Sisterhood powerhouse raises feminine voices
Rev. Dr. Stephany Rose Spaulding, professor, artist, and senior pastor of Ebenezer Baptist Church spoke at Center for Spiritual Living Colorado Springs in February for the “Season of Nonviolence.” The talk comes days before the sixty-third session of the United Nations Commission on the Status of Women March 11-22 and International Women’s Day March 8.
Colorado Springs women leaders spoke to nonviolence and abuse in the days leading-up to the sixty-third session of the United Nations Commission on the Status of Women (UNCSW) March 11-22 and International Women’s Day March 8.
Rev. Dr. Stephany Rose Spaulding, senior pastor of Ebenezer Baptist Church, and SherryLynn Boyles, executive director of TESSA. Both stepped off stage at Center for Spiritual Living Colorado Springs to speak at the same level with the audience forming a relational connection.
“Our inability to live in the divine leads to sexual trafficking and domestic violence… As we build our faith we ignore the spirit…We stepped out of faith in pursuit of the cultural and social,” Rev. Dr. Spaulding said. “The system allows for more (jail) time for animal abuse than sexual assault in El Paso county…We have to challenge our systems to allow women to speak, to listen to them, and act in solidarity.”
Similarly, Boyles indicated an average of 35 domestic calls are made a day in Colorado Springs, in which a fraction are reported. TESSA’s state capital office receives 2,000 protective orders a day.
Rev. Dr. Spaulding, is also a professor of ethics and women’s studies at University of Colorado at Colorado Springs. She cited biblical scripture of the married Sarai and Abram as “the linage of Abrahamic tradition that created a crash of faith.”
“It is Divine prophecy that Abram would produce an air, the father of many nations. Abram wanted the word of God to be true, but while living in the natural meaning biology. Sarai was well beyond child bearing. There arose a conflict of spirit and faith. Sarai moved out of spirit into culture to have an Egyptian maid conceive a child. Abram was under the power and authority of Sarai,” Rev. Dr. Spaulding said.

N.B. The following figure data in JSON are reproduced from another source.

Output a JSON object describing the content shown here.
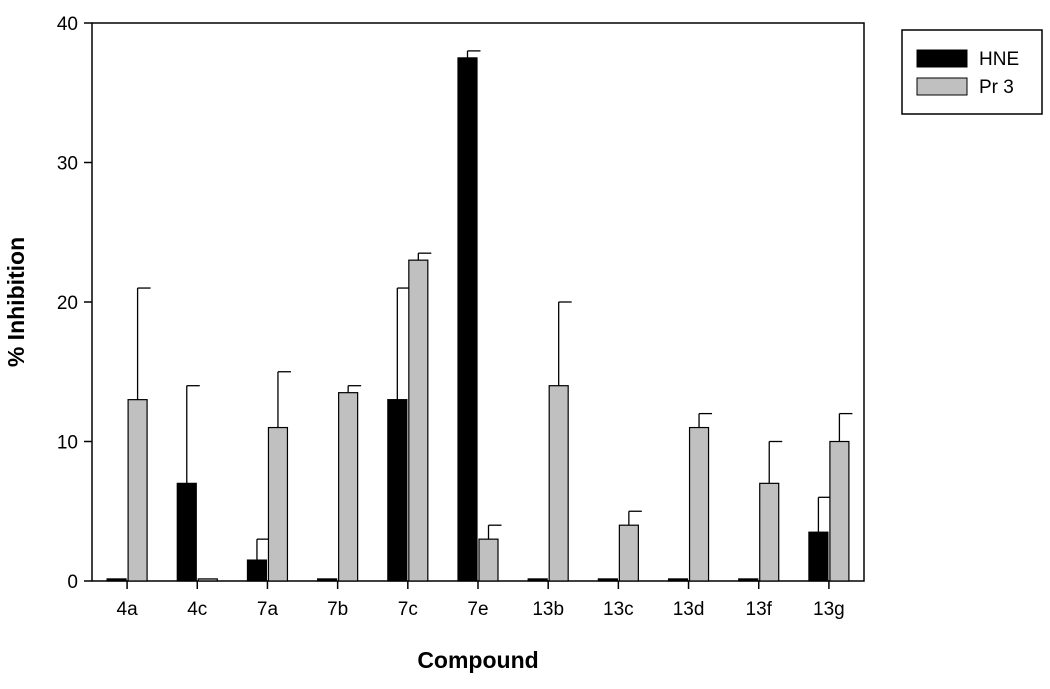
{
  "chart_data": {
    "type": "bar",
    "title": "",
    "xlabel": "Compound",
    "ylabel": "% Inhibition",
    "ylim": [
      0,
      40
    ],
    "yticks": [
      0,
      10,
      20,
      30,
      40
    ],
    "grid": false,
    "legend_position": "top-right-outside",
    "categories": [
      "4a",
      "4c",
      "7a",
      "7b",
      "7c",
      "7e",
      "13b",
      "13c",
      "13d",
      "13f",
      "13g"
    ],
    "series": [
      {
        "name": "HNE",
        "color": "#000000",
        "values": [
          0.15,
          7,
          1.5,
          0.15,
          13,
          37.5,
          0.15,
          0.15,
          0.15,
          0.15,
          3.5
        ],
        "error": [
          0,
          7,
          1.5,
          0,
          8,
          0.5,
          0,
          0,
          0,
          0,
          2.5
        ]
      },
      {
        "name": "Pr 3",
        "color": "#c0c0c0",
        "values": [
          13,
          0.15,
          11,
          13.5,
          23,
          3,
          14,
          4,
          11,
          7,
          10
        ],
        "error": [
          8,
          0,
          4,
          0.5,
          0.5,
          1,
          6,
          1,
          1,
          3,
          2
        ]
      }
    ]
  }
}
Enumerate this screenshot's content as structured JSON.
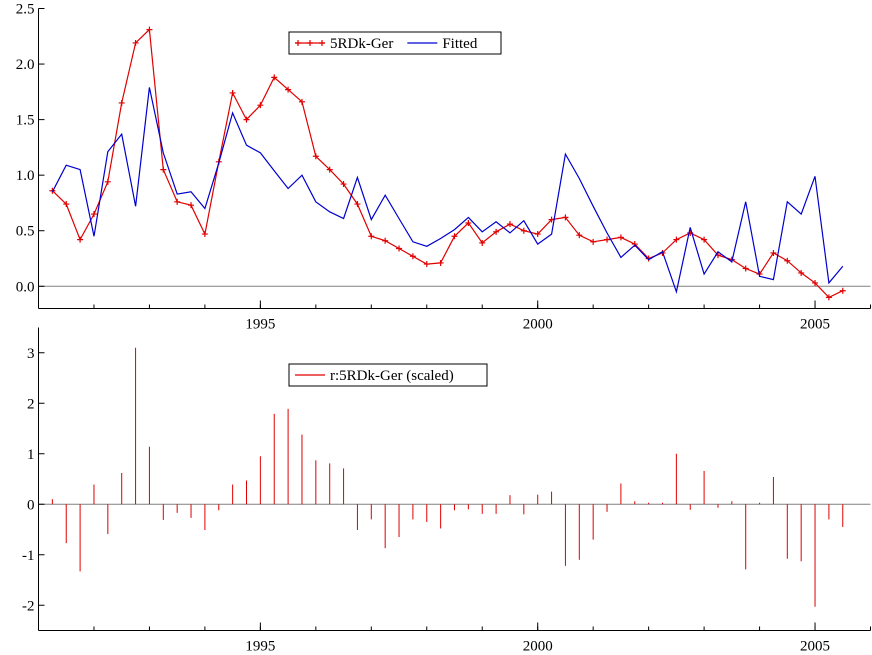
{
  "chart_data": [
    {
      "type": "line",
      "title": "",
      "xlabel": "",
      "ylabel": "",
      "xlim": [
        1991.0,
        2006.0
      ],
      "ylim": [
        -0.2,
        2.5
      ],
      "xticks": [
        1995,
        2000,
        2005
      ],
      "xtick_labels": [
        "1995",
        "2000",
        "2005"
      ],
      "yticks": [
        0.0,
        0.5,
        1.0,
        1.5,
        2.0,
        2.5
      ],
      "ytick_labels": [
        "0.0",
        "0.5",
        "1.0",
        "1.5",
        "2.0",
        "2.5"
      ],
      "zero_line": true,
      "grid": false,
      "legend": "top-center",
      "x": [
        1991.25,
        1991.5,
        1991.75,
        1992.0,
        1992.25,
        1992.5,
        1992.75,
        1993.0,
        1993.25,
        1993.5,
        1993.75,
        1994.0,
        1994.25,
        1994.5,
        1994.75,
        1995.0,
        1995.25,
        1995.5,
        1995.75,
        1996.0,
        1996.25,
        1996.5,
        1996.75,
        1997.0,
        1997.25,
        1997.5,
        1997.75,
        1998.0,
        1998.25,
        1998.5,
        1998.75,
        1999.0,
        1999.25,
        1999.5,
        1999.75,
        2000.0,
        2000.25,
        2000.5,
        2000.75,
        2001.0,
        2001.25,
        2001.5,
        2001.75,
        2002.0,
        2002.25,
        2002.5,
        2002.75,
        2003.0,
        2003.25,
        2003.5,
        2003.75,
        2004.0,
        2004.25,
        2004.5,
        2004.75,
        2005.0,
        2005.25,
        2005.5
      ],
      "series": [
        {
          "name": "5RDk-Ger",
          "color": "#e00000",
          "marker": "plus",
          "values": [
            0.86,
            0.74,
            0.42,
            0.65,
            0.94,
            1.65,
            2.19,
            2.31,
            1.05,
            0.76,
            0.73,
            0.47,
            1.12,
            1.74,
            1.5,
            1.63,
            1.88,
            1.77,
            1.66,
            1.17,
            1.05,
            0.92,
            0.74,
            0.45,
            0.41,
            0.34,
            0.27,
            0.2,
            0.21,
            0.45,
            0.57,
            0.39,
            0.49,
            0.56,
            0.5,
            0.47,
            0.6,
            0.62,
            0.46,
            0.4,
            0.42,
            0.44,
            0.38,
            0.25,
            0.3,
            0.42,
            0.48,
            0.42,
            0.28,
            0.24,
            0.16,
            0.11,
            0.3,
            0.23,
            0.12,
            0.03,
            -0.1,
            -0.04
          ]
        },
        {
          "name": "Fitted",
          "color": "#0000d0",
          "marker": "none",
          "values": [
            0.85,
            1.09,
            1.05,
            0.45,
            1.21,
            1.37,
            0.72,
            1.79,
            1.2,
            0.83,
            0.85,
            0.7,
            1.11,
            1.56,
            1.27,
            1.2,
            1.04,
            0.88,
            1.0,
            0.76,
            0.67,
            0.61,
            0.98,
            0.6,
            0.82,
            0.61,
            0.4,
            0.36,
            0.43,
            0.51,
            0.62,
            0.49,
            0.58,
            0.48,
            0.59,
            0.38,
            0.47,
            1.19,
            0.97,
            0.72,
            0.48,
            0.26,
            0.37,
            0.24,
            0.31,
            -0.05,
            0.53,
            0.11,
            0.31,
            0.22,
            0.76,
            0.09,
            0.06,
            0.76,
            0.65,
            0.99,
            0.03,
            0.18
          ]
        }
      ]
    },
    {
      "type": "bar",
      "title": "",
      "xlabel": "",
      "ylabel": "",
      "xlim": [
        1991.0,
        2006.0
      ],
      "ylim": [
        -2.5,
        3.5
      ],
      "xticks": [
        1995,
        2000,
        2005
      ],
      "xtick_labels": [
        "1995",
        "2000",
        "2005"
      ],
      "yticks": [
        -2,
        -1,
        0,
        1,
        2,
        3
      ],
      "ytick_labels": [
        "-2",
        "-1",
        "0",
        "1",
        "2",
        "3"
      ],
      "zero_line": true,
      "grid": false,
      "legend": "top-center",
      "x": [
        1991.25,
        1991.5,
        1991.75,
        1992.0,
        1992.25,
        1992.5,
        1992.75,
        1993.0,
        1993.25,
        1993.5,
        1993.75,
        1994.0,
        1994.25,
        1994.5,
        1994.75,
        1995.0,
        1995.25,
        1995.5,
        1995.75,
        1996.0,
        1996.25,
        1996.5,
        1996.75,
        1997.0,
        1997.25,
        1997.5,
        1997.75,
        1998.0,
        1998.25,
        1998.5,
        1998.75,
        1999.0,
        1999.25,
        1999.5,
        1999.75,
        2000.0,
        2000.25,
        2000.5,
        2000.75,
        2001.0,
        2001.25,
        2001.5,
        2001.75,
        2002.0,
        2002.25,
        2002.5,
        2002.75,
        2003.0,
        2003.25,
        2003.5,
        2003.75,
        2004.0,
        2004.25,
        2004.5,
        2004.75,
        2005.0,
        2005.25,
        2005.5
      ],
      "series": [
        {
          "name": "r:5RDk-Ger (scaled)",
          "color": "#e00000",
          "marker": "spike",
          "values": [
            0.1,
            -0.77,
            -1.33,
            0.39,
            -0.59,
            0.62,
            3.1,
            1.14,
            -0.31,
            -0.17,
            -0.27,
            -0.51,
            -0.12,
            0.39,
            0.47,
            0.95,
            1.79,
            1.89,
            1.38,
            0.87,
            0.81,
            0.71,
            -0.51,
            -0.3,
            -0.87,
            -0.65,
            -0.3,
            -0.35,
            -0.48,
            -0.12,
            -0.1,
            -0.19,
            -0.19,
            0.18,
            -0.2,
            0.19,
            0.25,
            -1.22,
            -1.1,
            -0.7,
            -0.15,
            0.41,
            0.06,
            0.03,
            0.03,
            1.0,
            -0.11,
            0.66,
            -0.07,
            0.06,
            -1.29,
            0.03,
            0.54,
            -1.08,
            -1.13,
            -2.03,
            -0.3,
            -0.45
          ]
        }
      ]
    }
  ]
}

This socialization initiated Me Too starting more than 12 years ago and becoming a movement in 2006. Me Too founder Tarana Burke, an African-American woman, was doing community service when young woman revealed her experience of sexual trauma and violence. Burke was unable to vocalize her own experience, incapable to say “me too.” She was told by a safe house we do not take walk-ins, and was diminished being seen only as a black woman.
“The system itself is not structured in a way to integrate intersectionality… The intersection creates a void in which experience is not validated,” Rev. Dr. Spaulding said. “The on ramp between city streets and the highway is the space in between, in which we are all responsible. We should be recognizing that woman are already powerful. They need the space to be powerful.”
Kimberle Crenshaw, lawyer and critical race scholar, in 1989 analyzed the law experiencing overlapping oppression that did not have a way to argue multiple oppressions.
“Colorado Springs has larger than the national rate of domestic abuse,” Boyles said. “Victims say they are more traumatized by the legal system.”
TESSA hired three attorneys, in addition to 20 contract attorneys, with the support of a grant to provide counseling, legal services and housing.
Boyles provided the definition of abuse as a pattern of one partner using tactics to control another partner.
“There is a manipulation and trapping that happens. It can take quite a while for the physical. Grooming with attachment – going back and forth creates the attachment. There is a reason we call it make-up sex,” she said.
Regarding toxic masculinity, Rev. Dr. Spaulding asserts: “If we allow it to exist, we do not allow for great men to be great men.”
The humanitarian nonviolence topic continues at Show Up for Her: Building Trust, Community & Sisterhood in Your Field or NGO workshop March 14. The workshop is held by See Jane Do and Women’s Intercultural Network delegates to the UNCSW as a parallel session.